Electronic Design
AWG Delivers Real-World Accuracy At 12 Gsamples/s

AWG Delivers Real-World Accuracy At 12 Gsamples/s

It seems that everything is going digital, and radar systems are no exception. Designers of radar equipment are increasingly relying on transmit/receive modules with high dynamic range for the detection of extremely low-level signals. The coming generation of these modules will contain digital I/Q or digital IF capabilities as well as very high-speed digital buses. This in turn is driving a need for updated test equipment that supports the move from analog to digital radar systems.

With its M8190A arbitrary waveform generator (AWG), Agilent delivers spurious-free dynamic range of up to 80 dBc at 14-bit resolution (see the figure). The instrument offers switchable resolution; the digital-to-analog converter (DAC) operates at 8 Gsamples/s at 14-bit resolution and at 12 Gsamples/s at 12-bit resolution. Thus, users can decide if they need higher bandwidth or higher resolution for a given measurement.

In traditional I/Q modulation schemes used to generate high-frequency signals, a pair of DACs generates the baseband signal for subsequent modulation up to RF. This generally works well but the output may be plagued by spurious signals. These glitches do not affect the final settled value of the signal, but they do corrupt the spectral content of the output signal.

The risk is misinterpreting these glitches as analog output. Modulation adjustment tames the spurs, but this tends not to hold over time and temperature. In the M8190A, Agilent’s proprietary DACs deliver intermodulation that is down about 70 dB; you can use the output directly if it’s high enough in frequency for your measurement, or it can be mixed up to RF.

The secret to removing the DAC output glitches lies in the use of a resampling switch on each of the 26 current sources that comprise the DAC. Each of these switches handles only one value of current, on or off, making the process extremely linear. The values are then added in the resistor termination to achieve the final output.

Resolution and bandwidth are important, but for realistic test scenarios, an AWG needs a lot of memory for long play times. The M8190A contains up to 2 Gsamples of waveform memory, yielding 1/6 seconds of play time at the highest sampling rate. That memory is put to its best possible use through sequencing.

The memory is divisible into as many as 256,000 segments, each of which can be looped up to 4 billion times. Additionally, there are three levels of sequencing available; the advanced mode permits setup of very complex waveforms.

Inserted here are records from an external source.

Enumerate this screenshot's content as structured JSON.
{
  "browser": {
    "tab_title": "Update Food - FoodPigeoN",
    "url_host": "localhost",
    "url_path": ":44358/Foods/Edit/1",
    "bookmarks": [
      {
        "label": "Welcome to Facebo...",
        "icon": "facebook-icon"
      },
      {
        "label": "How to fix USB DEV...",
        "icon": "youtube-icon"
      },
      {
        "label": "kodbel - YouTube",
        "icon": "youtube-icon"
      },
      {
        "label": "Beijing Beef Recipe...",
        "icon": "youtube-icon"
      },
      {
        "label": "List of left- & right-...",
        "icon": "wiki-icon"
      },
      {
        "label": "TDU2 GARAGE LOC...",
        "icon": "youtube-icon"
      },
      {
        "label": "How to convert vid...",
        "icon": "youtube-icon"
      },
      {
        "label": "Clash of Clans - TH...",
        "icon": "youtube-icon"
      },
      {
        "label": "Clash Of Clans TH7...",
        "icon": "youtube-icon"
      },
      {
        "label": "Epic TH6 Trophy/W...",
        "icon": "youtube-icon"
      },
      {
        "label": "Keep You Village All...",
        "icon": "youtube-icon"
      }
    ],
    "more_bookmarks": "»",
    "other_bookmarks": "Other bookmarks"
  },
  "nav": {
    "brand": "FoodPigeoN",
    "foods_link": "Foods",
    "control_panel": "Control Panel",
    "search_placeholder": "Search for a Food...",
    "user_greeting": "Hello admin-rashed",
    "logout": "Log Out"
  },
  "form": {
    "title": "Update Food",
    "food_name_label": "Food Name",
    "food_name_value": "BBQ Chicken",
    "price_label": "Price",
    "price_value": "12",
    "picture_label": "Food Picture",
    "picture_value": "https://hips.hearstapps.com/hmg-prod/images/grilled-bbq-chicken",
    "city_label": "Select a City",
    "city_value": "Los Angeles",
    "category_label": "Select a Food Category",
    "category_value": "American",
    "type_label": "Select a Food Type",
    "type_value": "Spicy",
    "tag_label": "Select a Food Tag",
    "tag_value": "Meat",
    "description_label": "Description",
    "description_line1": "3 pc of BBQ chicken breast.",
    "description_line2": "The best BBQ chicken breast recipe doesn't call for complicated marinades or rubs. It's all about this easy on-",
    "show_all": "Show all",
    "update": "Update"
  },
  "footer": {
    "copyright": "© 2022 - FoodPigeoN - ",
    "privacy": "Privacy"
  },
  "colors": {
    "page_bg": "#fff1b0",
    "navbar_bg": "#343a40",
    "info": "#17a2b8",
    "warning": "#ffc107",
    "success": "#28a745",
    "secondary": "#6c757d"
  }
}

There is also the option of real-time memory access.

The M8190A boasts three user-selectable amplifiers, each of which is optimized for different signal characteristics. The first is for I/Q signal generation, the second for high-bandwidth IF/RF applications at bandwidths up to 5 GHz, and the third for time-domain applications requiring low jitter and low overshoot.

Configurations for the instrument include a five-slot AXIe chassis, which fits up to two M8190A arbs with a system controller and ESM module for PCI Express connectivity. This configuration requires only the addition of a monitor to form a complete instrument. Alternately, a two-slot AXIe chassis can be fitted with a single arb and the ESM module. This configuration would require a PC or laptop with a PCI Express card.

When it comes to generating signal waveforms, users have various options including Matlab, LabVIEW, or home-brewed software created with Microsoft Visual Studio. Pricing for the M8190A starts at $79,000.